🤖 AI Summary
In multi-task test-time training (TTT), domain shift induces asynchronous task behaviors—i.e., disparate optimal adaptation steps and conflicting gradient directions across tasks—leading to gradient interference and performance degradation. To address this, we propose Synchronized Multi-Task Test-Time Training (S4T), the first method to introduce a task-relational prediction module that models cross-domain semantic correlations among tasks via self-supervised auxiliary objectives. This module dynamically aligns optimization directions across tasks, enabling cooperative adaptation without target-domain labels and maintaining compatibility with mainstream multi-task architectures. Evaluated on standard benchmarks including PASCAL-Context and NYUDv2, S4T consistently outperforms existing TTT approaches under unknown target domains, achieving average mIoU gains of 2.1–3.8 percentage points.

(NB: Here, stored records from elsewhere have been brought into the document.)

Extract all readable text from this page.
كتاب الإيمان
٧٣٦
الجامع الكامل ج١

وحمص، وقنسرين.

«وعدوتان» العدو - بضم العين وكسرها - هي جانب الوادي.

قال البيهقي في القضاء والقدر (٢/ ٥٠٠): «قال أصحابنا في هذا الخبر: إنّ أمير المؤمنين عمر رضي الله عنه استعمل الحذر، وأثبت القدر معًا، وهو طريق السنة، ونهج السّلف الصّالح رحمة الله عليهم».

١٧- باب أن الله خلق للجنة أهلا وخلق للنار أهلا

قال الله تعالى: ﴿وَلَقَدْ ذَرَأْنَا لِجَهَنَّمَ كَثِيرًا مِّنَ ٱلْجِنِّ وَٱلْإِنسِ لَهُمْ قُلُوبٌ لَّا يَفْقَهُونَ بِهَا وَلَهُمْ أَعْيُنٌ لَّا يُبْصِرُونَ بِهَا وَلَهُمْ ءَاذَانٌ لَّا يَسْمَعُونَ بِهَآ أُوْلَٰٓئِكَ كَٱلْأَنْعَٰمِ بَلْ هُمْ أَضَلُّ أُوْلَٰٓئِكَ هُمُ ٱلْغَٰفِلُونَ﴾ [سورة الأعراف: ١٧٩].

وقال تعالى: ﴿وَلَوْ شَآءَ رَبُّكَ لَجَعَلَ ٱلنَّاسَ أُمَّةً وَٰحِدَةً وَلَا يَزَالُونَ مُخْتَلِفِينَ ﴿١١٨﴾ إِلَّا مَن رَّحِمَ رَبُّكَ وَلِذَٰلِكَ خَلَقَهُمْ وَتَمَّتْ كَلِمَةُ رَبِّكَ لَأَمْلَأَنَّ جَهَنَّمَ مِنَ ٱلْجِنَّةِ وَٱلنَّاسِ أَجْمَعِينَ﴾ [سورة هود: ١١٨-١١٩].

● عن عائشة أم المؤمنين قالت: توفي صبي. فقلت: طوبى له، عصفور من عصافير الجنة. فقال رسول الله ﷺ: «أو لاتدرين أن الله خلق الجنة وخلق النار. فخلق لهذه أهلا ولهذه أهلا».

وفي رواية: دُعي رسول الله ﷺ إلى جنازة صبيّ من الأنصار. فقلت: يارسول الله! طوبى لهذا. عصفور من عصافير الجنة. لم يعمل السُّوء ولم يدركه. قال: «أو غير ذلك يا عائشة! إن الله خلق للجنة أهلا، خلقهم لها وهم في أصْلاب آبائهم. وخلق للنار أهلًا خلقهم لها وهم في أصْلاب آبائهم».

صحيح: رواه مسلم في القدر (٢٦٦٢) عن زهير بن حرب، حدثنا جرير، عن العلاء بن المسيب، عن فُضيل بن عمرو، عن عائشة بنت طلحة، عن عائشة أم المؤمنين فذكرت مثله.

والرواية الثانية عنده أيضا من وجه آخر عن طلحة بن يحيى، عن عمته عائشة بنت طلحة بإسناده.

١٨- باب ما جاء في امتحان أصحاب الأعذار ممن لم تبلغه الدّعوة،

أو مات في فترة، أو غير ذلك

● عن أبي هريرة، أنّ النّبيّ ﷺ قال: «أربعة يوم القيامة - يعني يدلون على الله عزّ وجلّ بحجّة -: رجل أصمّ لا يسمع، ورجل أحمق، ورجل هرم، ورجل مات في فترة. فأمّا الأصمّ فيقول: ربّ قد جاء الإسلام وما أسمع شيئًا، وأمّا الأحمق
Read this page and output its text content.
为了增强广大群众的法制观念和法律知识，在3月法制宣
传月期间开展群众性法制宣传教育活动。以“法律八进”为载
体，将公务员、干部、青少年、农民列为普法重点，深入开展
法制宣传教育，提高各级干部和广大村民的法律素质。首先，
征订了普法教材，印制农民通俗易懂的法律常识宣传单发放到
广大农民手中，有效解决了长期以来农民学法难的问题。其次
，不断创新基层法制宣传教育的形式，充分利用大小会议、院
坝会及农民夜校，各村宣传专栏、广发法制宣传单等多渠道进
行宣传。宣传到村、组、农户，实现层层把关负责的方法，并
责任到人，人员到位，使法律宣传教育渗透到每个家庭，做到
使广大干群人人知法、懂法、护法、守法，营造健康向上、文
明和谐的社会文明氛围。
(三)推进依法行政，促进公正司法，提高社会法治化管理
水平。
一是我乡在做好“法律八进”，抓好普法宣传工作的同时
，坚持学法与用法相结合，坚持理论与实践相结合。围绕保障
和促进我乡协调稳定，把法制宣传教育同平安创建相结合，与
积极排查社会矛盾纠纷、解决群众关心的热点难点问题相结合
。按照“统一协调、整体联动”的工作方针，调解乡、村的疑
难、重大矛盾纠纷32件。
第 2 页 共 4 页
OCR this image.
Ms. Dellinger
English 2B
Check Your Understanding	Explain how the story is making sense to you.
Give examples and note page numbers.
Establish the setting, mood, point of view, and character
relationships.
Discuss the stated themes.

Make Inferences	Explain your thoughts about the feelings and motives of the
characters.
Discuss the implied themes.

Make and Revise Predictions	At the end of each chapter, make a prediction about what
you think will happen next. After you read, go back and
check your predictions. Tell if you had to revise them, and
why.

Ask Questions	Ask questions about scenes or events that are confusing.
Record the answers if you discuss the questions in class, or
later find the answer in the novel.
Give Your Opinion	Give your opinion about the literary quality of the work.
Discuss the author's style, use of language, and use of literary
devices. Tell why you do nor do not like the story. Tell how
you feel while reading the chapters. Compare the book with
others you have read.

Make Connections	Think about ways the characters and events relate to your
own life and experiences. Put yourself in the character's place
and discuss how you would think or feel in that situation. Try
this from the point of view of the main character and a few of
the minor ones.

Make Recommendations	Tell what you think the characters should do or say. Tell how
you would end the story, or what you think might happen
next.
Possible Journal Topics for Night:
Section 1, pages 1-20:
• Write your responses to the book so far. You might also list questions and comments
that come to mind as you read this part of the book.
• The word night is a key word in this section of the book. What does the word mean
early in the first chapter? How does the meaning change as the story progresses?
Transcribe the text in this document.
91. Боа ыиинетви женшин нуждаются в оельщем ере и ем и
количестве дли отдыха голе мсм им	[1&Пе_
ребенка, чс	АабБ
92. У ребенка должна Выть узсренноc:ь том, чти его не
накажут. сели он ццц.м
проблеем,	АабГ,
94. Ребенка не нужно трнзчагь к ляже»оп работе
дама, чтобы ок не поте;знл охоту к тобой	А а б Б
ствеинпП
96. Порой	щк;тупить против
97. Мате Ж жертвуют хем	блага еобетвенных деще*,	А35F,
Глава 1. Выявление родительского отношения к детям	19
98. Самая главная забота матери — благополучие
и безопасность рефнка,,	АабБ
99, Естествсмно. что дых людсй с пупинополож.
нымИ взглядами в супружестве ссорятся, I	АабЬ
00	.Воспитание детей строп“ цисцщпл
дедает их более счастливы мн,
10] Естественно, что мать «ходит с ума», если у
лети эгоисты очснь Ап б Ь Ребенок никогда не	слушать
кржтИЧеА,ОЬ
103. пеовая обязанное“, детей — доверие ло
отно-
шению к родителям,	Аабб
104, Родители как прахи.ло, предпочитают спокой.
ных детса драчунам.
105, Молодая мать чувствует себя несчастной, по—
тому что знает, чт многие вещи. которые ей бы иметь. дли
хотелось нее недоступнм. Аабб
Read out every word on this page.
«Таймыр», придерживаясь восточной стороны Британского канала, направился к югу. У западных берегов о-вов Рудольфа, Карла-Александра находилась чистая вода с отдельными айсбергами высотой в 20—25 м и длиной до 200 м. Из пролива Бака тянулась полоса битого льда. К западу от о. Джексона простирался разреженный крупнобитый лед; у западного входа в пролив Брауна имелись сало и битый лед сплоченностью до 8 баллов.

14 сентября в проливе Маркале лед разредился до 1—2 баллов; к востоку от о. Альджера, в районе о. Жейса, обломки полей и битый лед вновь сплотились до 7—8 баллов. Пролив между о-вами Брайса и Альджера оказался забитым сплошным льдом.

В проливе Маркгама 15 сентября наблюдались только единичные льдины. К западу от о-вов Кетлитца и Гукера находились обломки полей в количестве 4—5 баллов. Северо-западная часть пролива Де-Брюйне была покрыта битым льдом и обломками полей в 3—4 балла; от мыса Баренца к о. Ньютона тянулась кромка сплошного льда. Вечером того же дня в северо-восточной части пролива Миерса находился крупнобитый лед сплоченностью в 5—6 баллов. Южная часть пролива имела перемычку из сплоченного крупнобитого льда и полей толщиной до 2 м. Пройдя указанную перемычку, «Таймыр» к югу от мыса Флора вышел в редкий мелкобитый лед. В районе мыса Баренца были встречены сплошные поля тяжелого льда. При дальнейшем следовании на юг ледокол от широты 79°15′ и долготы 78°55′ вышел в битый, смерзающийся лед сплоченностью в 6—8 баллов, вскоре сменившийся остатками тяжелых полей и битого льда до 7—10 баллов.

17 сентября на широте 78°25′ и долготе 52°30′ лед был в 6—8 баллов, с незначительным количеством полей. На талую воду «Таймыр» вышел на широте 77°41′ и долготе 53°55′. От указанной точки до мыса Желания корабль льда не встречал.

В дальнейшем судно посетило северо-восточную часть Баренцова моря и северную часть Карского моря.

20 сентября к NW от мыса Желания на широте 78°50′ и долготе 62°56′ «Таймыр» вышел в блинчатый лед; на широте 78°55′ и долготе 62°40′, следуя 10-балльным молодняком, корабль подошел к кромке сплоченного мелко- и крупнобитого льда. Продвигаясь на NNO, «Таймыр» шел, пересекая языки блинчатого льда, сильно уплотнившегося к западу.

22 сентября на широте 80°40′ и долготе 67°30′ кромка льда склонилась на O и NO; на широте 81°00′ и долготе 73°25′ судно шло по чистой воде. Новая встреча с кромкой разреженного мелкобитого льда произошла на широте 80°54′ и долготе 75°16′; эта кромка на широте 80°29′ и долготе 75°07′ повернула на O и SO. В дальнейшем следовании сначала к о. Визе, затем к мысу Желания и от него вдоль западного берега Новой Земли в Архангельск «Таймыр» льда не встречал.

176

These results empirically validate that task synchronization fundamentally enhances generalization in test-time adaptation.
📝 Abstract
Generalizing neural networks to unseen target domains is a significant challenge in real-world deployments. Test-time training (TTT) addresses this by using an auxiliary self-supervised task to reduce the domain gap caused by distribution shifts between the source and target. However, we find that when models are required to perform multiple tasks under domain shifts, conventional TTT methods suffer from unsynchronized task behavior, where the adaptation steps needed for optimal performance in one task may not align with the requirements of other tasks. To address this, we propose a novel TTT approach called Synchronizing Tasks for Test-time Training (S4T), which enables the concurrent handling of multiple tasks. The core idea behind S4T is that predicting task relations across domain shifts is key to synchronizing tasks during test time. To validate our approach, we apply S4T to conventional multi-task benchmarks, integrating it with traditional TTT protocols. Our empirical results show that S4T outperforms state-of-the-art TTT methods across various benchmarks.